Thursday, February 09, 2006

BOB HERBERT: ILLEGAL AND INEPT

While testifying about the Bush administration's warrantless eavesdropping program, Attorney General Alberto Gonzales was asked to explain how the program had been damaged by the disclosure of its existence in the press.


Senator Joseph Biden suggested that Al Qaeda operatives have most likely been aware for some time that the government is trying to intercept their phone calls.


Mr. Gonzales agreed. "You would assume that the enemy is presuming that we are engaged in some kind of surveillance," he said. "But if they're not reminded about it all the time in newspapers and in stories, they sometimes forget."


Senator Biden managed to laugh. Probably to keep from crying. This was the attorney general of the United States speaking, yet another straight man for an administration that has raised governing to new heights of witlessness.


Watching the Bush administration in action would be hilarious, if its ineptitude and brutally misguided policies didn't end so often in needless suffering and sorrow.


The public should be aware of two important points about the president's domestic spying program: it's illegal, and it's not catching terrorists.


If the program were legal, there is no chance so many Republicans would be upset about it.
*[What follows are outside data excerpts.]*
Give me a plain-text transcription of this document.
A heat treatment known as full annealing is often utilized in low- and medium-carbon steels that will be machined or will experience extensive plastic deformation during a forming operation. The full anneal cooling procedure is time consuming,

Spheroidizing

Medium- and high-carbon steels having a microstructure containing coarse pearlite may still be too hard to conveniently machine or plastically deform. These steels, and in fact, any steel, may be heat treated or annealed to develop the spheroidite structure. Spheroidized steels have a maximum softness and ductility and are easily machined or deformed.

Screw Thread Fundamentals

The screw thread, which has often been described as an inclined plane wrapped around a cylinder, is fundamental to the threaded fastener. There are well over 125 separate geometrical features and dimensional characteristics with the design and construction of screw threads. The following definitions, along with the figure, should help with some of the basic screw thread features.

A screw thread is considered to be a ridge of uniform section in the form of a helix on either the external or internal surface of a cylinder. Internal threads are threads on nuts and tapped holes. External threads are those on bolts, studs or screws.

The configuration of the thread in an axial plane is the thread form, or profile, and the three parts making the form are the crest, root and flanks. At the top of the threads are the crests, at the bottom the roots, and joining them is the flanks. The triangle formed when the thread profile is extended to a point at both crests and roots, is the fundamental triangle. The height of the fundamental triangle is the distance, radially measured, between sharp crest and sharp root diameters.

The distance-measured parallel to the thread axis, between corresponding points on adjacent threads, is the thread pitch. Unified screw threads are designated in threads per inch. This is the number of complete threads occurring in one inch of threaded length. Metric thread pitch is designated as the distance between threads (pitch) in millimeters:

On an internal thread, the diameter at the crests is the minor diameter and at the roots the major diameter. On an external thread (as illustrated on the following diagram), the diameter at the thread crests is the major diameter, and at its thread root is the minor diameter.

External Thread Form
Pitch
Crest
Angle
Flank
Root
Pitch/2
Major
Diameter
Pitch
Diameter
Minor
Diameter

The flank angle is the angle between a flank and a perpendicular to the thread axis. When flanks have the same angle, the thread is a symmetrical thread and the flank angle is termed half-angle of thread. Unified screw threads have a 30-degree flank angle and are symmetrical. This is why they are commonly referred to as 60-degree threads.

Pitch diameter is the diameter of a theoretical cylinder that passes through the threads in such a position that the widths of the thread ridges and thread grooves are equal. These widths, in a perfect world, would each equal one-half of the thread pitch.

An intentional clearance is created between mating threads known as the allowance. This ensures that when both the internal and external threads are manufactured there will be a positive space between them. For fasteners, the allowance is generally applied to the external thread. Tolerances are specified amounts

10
While questioning Mr. Gonzales at Monday's Judiciary Committee hearing, Senator Lindsey Graham, a conservative Republican from South Carolina, assailed both of the rationales used by the administration to justify the program.


Referring to the administration's repeated insistence that the Congressional resolution authorizing the use of force against Al Qaeda gave the president the power to bypass restrictions on domestic surveillance imposed by the Foreign Intelligence Surveillance Act, Senator Graham said:


"I'll be the first to say, when I voted for it, I never envisioned that I was giving to this president or any other president the ability to go around FISA carte blanche."


Senator Graham then addressed the argument that the president has the inherent power under the Constitution to authorize the warrantless wiretapping. Such a view, said Senator Graham, would undermine the principle of checks and balances. "Taken to its logical conclusion," he said, "it concerns me that it could basically neuter the Congress and weaken the courts."


Moments later, he added, "And when the nation's at war, I would argue, Mr. Attorney General, you need checks and balances more than ever."


Other Republicans on the Judiciary Committee who expressed skepticism or voiced serious doubts about the program included Mike DeWine and Sam Brownback, and the chairman, Arlen Specter. "You think you're right," Senator Specter told Mr. Gonzales. "But there are a lot of people who think you're wrong."


Apart from the legal issues, it's increasingly clear that the president's program is contributing little if anything to the effort to protect Americans from Qaeda-type terrorism.


Senator Biden asked Mr. Gonzales whether the program had achieved any results. Mr. Gonzales said it had helped identify "would-be terrorists here in the United States."


"Have we arrested those people?" asked Mr. Biden. "Have we arrested the people we've identified as terrorists in the United States?"


The attorney general's reply left people shaking their heads and rubbing their eyes. "When we can use our law enforcement tools to go after the bad guys," he said, "we do that."


Senator Biden tried to push the issue, but Mr. Gonzales would not elaborate. Mr. Biden finally said:


"Well, I hope we arrested them — if you identified them. I mean, it kind of worries me because you all talk about how you identify these people, and I've not heard anything about anybody being arrested."


A clue to Mr. Gonzales's reluctance to discuss the achievements of the president's domestic spying program could be found on the front page of The Washington Post on Sunday. A long article about the program began as follows:


"Intelligence officers who eavesdropped on thousands of Americans in overseas calls under authority from President Bush have dismissed nearly all of them as potential suspects after hearing nothing pertinent to a terrorist threat, according to accounts from current and former government officials and private-sector sources with knowledge of the technologies in use."


To laugh or to cry — that is the question as we contemplate three more years of this theater of the absurd known as the Bush administration.